As I don’t want to say, literally or metaphorically, that her career is close to over (I don’t think it ever will be, as long as she breathes), I tend to view her return with the elixir as the latter: the release of Taylor Swift Taylor’s Version, and reputation Taylor’s Version.
The two final missing pieces of the puzzle are her name and her reputation, and only then will she have the magical elixir that can heal her, and heal the world.
She will have learned, like Dorothy, that what she was looking for was inside of her all along. No matter how many enemies she battles, and how many haters try to tear down her name and reputation, she holds the magical elixir inside of her: her talent and perseverance.
If you’re a Swiftie, you know that Taylor has always held the power to heal the world. But in completing the re-records, she’s also healing a void within herself. Moreover, she’s setting an example that if you keep trying, you can finally win.
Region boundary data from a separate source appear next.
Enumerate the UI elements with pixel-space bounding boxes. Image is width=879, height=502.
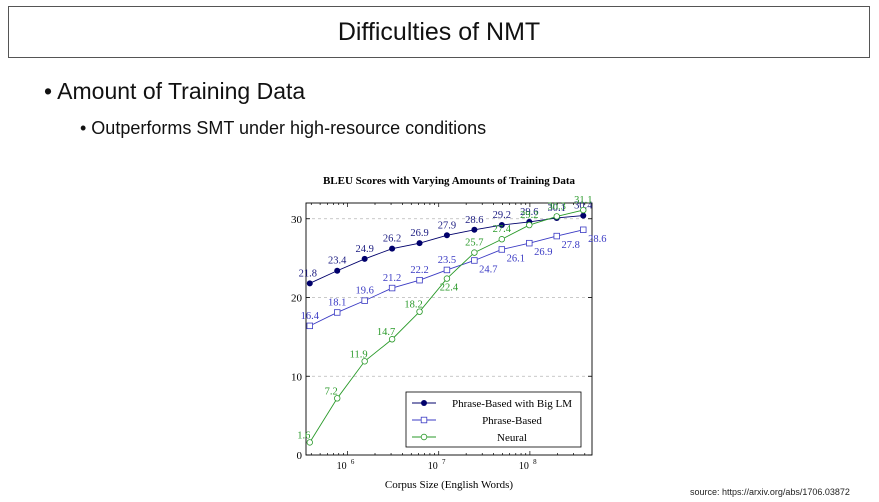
data-label: 18.2 [404, 300, 422, 311]
data-label: 28.6 [588, 234, 606, 245]
data-point [306, 280, 313, 287]
data-point [580, 206, 587, 214]
x-tick-label: 10 [337, 461, 347, 472]
data-point [498, 222, 505, 229]
data-point [334, 267, 341, 274]
data-label: 11.9 [350, 349, 368, 360]
data-label: 21.2 [383, 273, 401, 284]
data-label: 22.2 [410, 265, 428, 276]
data-point [526, 218, 533, 225]
data-point [580, 226, 587, 233]
data-label: 24.9 [355, 244, 373, 255]
data-label: 26.1 [507, 253, 525, 264]
data-point [388, 336, 396, 343]
data-label: 27.9 [438, 220, 456, 231]
data-point [389, 245, 396, 252]
data-label: 19.6 [355, 286, 373, 297]
source-citation: source: https://arxiv.org/abs/1706.03872 [690, 487, 850, 497]
legend-label: Phrase-Based [482, 415, 542, 427]
data-point [526, 239, 533, 247]
data-label: 26.9 [410, 228, 428, 239]
data-point [334, 395, 341, 402]
data-label: 24.7 [479, 264, 497, 275]
data-label: 30.4 [574, 201, 593, 212]
series-line-phrase-based-with-big-lm [309, 215, 584, 284]
data-point [361, 297, 368, 304]
data-label: 30.1 [548, 203, 566, 214]
y-tick-label: 10 [291, 371, 303, 383]
data-label: 25.7 [465, 238, 483, 249]
data-label: 16.4 [301, 311, 320, 322]
data-label: 14.7 [377, 327, 395, 338]
data-point [498, 236, 506, 243]
x-tick-exponent: 7 [442, 458, 446, 466]
y-tick-label: 30 [291, 214, 303, 226]
x-tick-exponent: 6 [351, 458, 355, 466]
data-label: 31.1 [574, 195, 592, 206]
data-point [443, 275, 451, 282]
data-label: 23.4 [328, 256, 347, 267]
data-point [306, 439, 313, 446]
data-label: 29.2 [493, 210, 511, 221]
data-point [416, 308, 423, 315]
data-point [361, 358, 368, 365]
data-label: 26.9 [534, 247, 552, 258]
data-label: 29.2 [520, 210, 538, 221]
data-label: 22.4 [440, 283, 459, 294]
data-label: 26.2 [383, 234, 401, 245]
legend-marker [420, 433, 428, 441]
legend-label: Neural [497, 432, 527, 444]
data-label: 7.2 [325, 386, 338, 397]
data-point [416, 240, 423, 247]
data-point [416, 276, 423, 284]
data-label: 21.8 [299, 268, 317, 279]
data-point [388, 284, 396, 292]
x-tick-label: 10 [519, 461, 529, 472]
data-label: 18.1 [328, 297, 346, 308]
slide-title-box: Difficulties of NMT [8, 6, 870, 58]
data-label: 30.3 [548, 201, 566, 212]
data-point [443, 266, 451, 274]
legend-box [405, 391, 582, 448]
data-point [553, 213, 560, 220]
data-point [471, 257, 478, 264]
bullet-amount-of-training-data: • Amount of Training Data [44, 78, 306, 104]
data-label: 1.6 [297, 430, 310, 441]
bullet-outperforms-smt: • Outperforms SMT under high-resource co… [80, 118, 487, 138]
y-tick-label: 0 [297, 450, 303, 462]
data-point [580, 212, 587, 219]
data-point [471, 249, 478, 256]
data-label: 23.5 [438, 255, 456, 266]
slide-title: Difficulties of NMT [337, 17, 541, 46]
data-point [443, 232, 450, 239]
data-point [526, 221, 533, 229]
legend-marker [421, 400, 427, 406]
legend-marker [420, 416, 428, 424]
data-point [498, 246, 506, 253]
data-point [334, 309, 341, 316]
data-label: 27.4 [493, 224, 512, 235]
data-point [553, 214, 560, 221]
y-tick-label: 20 [291, 293, 303, 305]
series-line-neural [309, 209, 584, 443]
legend-label: Phrase-Based with Big LM [452, 398, 572, 410]
data-label: 27.8 [562, 240, 580, 251]
x-tick-label: 10 [428, 461, 438, 472]
data-point [471, 226, 478, 233]
data-label: 28.6 [465, 215, 483, 226]
chart-title: BLEU Scores with Varying Amounts of Trai… [323, 175, 576, 187]
plot-frame [305, 202, 593, 456]
x-axis-label: Corpus Size (English Words) [385, 479, 513, 491]
series-line-phrase-based [309, 229, 584, 327]
data-point [553, 232, 560, 240]
data-point [361, 255, 368, 262]
data-point [306, 322, 313, 330]
data-label: 29.6 [520, 207, 538, 218]
x-tick-exponent: 8 [533, 458, 537, 466]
Unlike Dorothy, Taylor will likely never return to being a small-town girl. She’s so big, so popular, and so famous, that her everyday world no longer exists. But ours does, and her hero’s journey has indeed helped to heal our everyday worlds.
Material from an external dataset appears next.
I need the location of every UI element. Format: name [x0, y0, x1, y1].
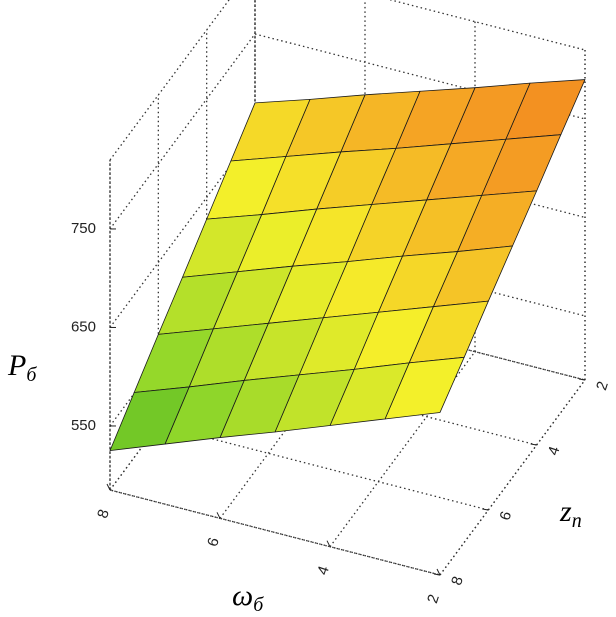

The cracks in our hearts, the disappointments we face, the impossible standards we’re held to, and the constant criticism we deal with as women daily, are all soothed by Taylor’s music and example.
That is her gift to the world, and the ultimate boon in the face of a society that constantly tries to tear powerful women down.
Taylor Swift’s Hero’s Journey: What’s Next?
I have some personal theories on what Taylor will do next, but practically, we can look to the past to see what the future holds.
TTPD was released in spring 2024, which means we can (likely) expect new music in spring 2026. In between now and then, we’ll hopefully see Taylor Swift (Taylor’s Version) and reputation (Taylor’s Version), with vault tracks to fill in the new music gap.
But the larger question for me is: how will she ever tour again after The Eras Tour? It’s a similar dilemma that she faced early on in her career: following up Fearless, the most acclaimed country album of all time, with a bigger, better album.
Will she try to go deliberately smaller and more niche, will she try to go much, much bigger, or will she stop touring altogether?
We’ll have to wait and see, but I don’t see this hero’s journey ending anytime soon.